Freedberg and his colleagues used data from major clinical trials of HIV drugs to compare the cost of treatment with increases in patients' life expectancy. The cost of extending an HIV patient's life for one year was similar to that of prolonging a heart-attack patient's life for the same amount of time. And it was more cost-effective, on average, than treating high cholesterol.
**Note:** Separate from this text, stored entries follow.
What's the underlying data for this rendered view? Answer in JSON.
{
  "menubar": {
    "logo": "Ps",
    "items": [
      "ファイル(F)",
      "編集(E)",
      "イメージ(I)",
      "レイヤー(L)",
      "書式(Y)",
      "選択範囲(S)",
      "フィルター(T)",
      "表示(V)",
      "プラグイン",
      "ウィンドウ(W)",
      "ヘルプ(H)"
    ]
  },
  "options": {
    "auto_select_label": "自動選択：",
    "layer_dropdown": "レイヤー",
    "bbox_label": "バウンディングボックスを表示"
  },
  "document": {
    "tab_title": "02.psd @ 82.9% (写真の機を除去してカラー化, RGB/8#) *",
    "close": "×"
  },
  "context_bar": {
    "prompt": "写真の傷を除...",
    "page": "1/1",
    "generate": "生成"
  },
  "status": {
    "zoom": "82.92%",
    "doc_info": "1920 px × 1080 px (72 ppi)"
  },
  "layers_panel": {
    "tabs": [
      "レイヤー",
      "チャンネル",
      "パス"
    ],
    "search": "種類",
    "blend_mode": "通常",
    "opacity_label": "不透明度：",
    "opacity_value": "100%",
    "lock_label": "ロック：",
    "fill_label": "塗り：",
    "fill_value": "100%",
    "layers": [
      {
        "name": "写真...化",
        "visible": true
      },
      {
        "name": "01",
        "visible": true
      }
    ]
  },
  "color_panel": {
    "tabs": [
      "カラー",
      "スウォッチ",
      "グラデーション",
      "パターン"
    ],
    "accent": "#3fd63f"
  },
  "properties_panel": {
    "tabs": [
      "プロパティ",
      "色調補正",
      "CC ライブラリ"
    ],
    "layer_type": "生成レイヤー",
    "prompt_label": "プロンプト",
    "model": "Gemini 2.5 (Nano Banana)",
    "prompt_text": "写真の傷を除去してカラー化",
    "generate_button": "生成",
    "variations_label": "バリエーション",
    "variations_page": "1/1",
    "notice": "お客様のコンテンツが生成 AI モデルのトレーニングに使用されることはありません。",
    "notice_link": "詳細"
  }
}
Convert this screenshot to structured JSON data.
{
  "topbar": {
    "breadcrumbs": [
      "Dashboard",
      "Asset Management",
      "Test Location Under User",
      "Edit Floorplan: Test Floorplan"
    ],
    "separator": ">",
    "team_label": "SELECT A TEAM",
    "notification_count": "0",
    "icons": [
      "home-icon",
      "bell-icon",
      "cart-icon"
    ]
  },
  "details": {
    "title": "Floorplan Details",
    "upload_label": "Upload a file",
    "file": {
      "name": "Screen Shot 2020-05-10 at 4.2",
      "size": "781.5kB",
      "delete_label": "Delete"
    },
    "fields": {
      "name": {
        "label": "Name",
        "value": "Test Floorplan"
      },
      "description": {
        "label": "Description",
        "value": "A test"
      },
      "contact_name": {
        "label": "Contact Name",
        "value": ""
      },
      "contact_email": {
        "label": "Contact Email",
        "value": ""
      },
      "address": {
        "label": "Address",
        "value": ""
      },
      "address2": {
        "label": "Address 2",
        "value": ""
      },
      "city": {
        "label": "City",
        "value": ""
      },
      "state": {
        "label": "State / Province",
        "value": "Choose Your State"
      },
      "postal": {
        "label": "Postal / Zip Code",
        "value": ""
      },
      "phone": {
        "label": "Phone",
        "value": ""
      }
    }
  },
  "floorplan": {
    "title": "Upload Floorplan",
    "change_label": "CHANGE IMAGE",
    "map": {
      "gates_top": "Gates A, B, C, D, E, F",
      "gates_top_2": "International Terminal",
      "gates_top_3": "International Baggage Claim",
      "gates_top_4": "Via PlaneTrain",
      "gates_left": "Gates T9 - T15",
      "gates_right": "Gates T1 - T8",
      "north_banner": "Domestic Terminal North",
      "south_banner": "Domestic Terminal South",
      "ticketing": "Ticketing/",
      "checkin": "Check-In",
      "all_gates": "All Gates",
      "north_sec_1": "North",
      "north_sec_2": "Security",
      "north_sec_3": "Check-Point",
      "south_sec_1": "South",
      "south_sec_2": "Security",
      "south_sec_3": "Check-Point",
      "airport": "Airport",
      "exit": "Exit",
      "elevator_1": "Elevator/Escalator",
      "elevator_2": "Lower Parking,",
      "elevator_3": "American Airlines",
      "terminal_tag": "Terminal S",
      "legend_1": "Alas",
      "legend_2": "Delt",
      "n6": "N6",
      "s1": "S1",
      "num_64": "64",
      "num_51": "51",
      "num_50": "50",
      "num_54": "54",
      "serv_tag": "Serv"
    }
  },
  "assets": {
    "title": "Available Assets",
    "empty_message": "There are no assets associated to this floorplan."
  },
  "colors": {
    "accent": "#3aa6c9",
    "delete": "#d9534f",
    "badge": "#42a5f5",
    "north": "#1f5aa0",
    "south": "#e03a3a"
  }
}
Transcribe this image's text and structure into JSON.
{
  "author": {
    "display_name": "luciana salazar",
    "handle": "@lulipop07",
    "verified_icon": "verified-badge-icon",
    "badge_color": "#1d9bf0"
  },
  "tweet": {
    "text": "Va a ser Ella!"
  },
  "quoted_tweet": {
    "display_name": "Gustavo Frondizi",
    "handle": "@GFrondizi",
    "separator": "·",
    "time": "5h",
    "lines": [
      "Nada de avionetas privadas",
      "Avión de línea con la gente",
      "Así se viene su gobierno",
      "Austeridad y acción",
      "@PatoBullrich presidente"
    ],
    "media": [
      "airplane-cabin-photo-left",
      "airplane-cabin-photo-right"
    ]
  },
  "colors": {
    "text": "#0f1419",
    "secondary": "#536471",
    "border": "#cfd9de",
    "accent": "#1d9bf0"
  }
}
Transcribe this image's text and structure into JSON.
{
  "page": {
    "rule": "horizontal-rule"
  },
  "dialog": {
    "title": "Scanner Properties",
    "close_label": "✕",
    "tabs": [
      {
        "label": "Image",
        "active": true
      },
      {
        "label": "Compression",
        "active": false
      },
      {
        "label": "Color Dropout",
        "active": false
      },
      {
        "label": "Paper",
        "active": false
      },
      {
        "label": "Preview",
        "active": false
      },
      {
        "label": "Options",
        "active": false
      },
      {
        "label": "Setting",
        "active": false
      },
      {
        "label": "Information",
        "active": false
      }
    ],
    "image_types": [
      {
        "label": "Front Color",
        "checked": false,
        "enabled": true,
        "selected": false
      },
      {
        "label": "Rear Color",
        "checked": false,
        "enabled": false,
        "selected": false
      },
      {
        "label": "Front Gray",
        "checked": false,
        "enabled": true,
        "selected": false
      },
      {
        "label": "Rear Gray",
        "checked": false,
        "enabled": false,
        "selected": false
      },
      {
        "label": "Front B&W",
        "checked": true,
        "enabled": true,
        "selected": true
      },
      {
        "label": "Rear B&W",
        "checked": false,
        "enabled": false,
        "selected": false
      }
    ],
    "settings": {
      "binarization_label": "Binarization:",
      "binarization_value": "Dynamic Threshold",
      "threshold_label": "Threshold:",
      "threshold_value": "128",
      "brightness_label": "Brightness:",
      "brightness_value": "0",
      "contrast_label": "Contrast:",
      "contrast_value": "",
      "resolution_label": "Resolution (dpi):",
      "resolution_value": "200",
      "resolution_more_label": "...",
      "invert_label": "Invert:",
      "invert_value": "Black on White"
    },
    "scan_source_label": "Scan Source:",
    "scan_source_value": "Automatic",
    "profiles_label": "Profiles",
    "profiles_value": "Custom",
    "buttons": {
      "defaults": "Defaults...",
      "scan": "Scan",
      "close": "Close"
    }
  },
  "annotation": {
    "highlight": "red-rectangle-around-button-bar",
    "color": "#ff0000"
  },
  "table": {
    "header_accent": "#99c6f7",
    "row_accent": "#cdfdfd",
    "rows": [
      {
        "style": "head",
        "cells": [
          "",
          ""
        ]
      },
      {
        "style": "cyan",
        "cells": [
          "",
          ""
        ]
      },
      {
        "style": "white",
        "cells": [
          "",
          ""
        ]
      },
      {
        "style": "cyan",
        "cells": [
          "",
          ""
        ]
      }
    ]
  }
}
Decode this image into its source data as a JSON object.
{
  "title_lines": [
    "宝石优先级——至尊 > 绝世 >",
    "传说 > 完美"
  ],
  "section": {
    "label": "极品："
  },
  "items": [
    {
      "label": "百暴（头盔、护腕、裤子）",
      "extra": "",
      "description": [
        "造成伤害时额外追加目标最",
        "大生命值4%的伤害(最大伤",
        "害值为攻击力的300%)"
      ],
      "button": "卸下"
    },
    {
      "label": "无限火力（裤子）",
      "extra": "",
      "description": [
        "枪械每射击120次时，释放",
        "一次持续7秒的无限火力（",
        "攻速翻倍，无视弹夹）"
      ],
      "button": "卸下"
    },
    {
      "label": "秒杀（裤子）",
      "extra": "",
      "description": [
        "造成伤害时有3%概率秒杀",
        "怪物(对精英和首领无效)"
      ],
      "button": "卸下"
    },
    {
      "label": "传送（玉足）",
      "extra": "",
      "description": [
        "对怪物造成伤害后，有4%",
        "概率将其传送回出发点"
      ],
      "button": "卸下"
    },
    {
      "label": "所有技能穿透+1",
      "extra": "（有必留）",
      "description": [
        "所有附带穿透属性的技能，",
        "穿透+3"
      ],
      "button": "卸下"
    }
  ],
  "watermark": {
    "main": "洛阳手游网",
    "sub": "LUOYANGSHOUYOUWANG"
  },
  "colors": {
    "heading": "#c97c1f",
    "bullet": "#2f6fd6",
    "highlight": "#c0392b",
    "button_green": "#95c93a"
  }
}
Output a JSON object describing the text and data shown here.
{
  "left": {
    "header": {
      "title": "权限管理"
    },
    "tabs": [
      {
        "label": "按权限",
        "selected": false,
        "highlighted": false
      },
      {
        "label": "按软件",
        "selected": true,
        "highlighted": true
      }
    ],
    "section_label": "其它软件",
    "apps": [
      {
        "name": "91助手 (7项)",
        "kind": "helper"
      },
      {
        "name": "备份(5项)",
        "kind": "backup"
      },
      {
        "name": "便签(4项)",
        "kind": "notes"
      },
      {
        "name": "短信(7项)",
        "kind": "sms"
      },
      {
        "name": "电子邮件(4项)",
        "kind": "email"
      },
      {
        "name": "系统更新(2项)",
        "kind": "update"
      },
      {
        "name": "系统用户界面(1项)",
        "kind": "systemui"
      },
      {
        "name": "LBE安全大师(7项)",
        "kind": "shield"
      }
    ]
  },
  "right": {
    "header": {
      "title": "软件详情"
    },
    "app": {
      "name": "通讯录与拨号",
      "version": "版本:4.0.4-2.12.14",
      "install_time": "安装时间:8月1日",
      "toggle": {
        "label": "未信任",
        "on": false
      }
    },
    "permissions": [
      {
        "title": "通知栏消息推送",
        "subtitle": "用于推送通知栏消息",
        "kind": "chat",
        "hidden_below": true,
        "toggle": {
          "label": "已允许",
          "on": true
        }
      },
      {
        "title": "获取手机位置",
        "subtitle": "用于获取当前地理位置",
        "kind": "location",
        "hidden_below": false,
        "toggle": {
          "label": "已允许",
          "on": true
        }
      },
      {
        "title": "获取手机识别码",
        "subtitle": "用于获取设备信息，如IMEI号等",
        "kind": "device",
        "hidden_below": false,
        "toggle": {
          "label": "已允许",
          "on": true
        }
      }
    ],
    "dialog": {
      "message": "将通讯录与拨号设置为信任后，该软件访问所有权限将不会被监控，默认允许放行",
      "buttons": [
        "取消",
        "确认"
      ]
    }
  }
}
Bozzette's team looked at nearly 3,000 HIV patients and found that after the introduction of HAART, hospital costs fell by more than 40% in 1997. So although drug costs climbed, total healthcare costs for HIV patients had declined from $20,300 per patient in 1996 to $18,300 in 1998, the researchers report.

However, the effects were not equal among all groups. Bozzette and his colleagues found that hospital care remained the biggest treatment cost for women, blacks and patients on public health insurance.

These studies, according to an accompanying editorial, "focus attention once again on the fragmented system of care for HIV-infected patients in the United States." According to journal editor Dr. Robert Steinbrook, the availability of HIV drugs and care varies from state to state, and programs like ADAP that pay only for drugs cannot benefit from declines in other HIV care costs.

State and federal funding for ADAPs and Medicaid drug coverage should increase, Steinbrook contends, but the federal government could make funding increases dependent on the quality of the state programs. In addition, he writes, government programs should negotiate with drug companies for deeper discounts in HIV drugs.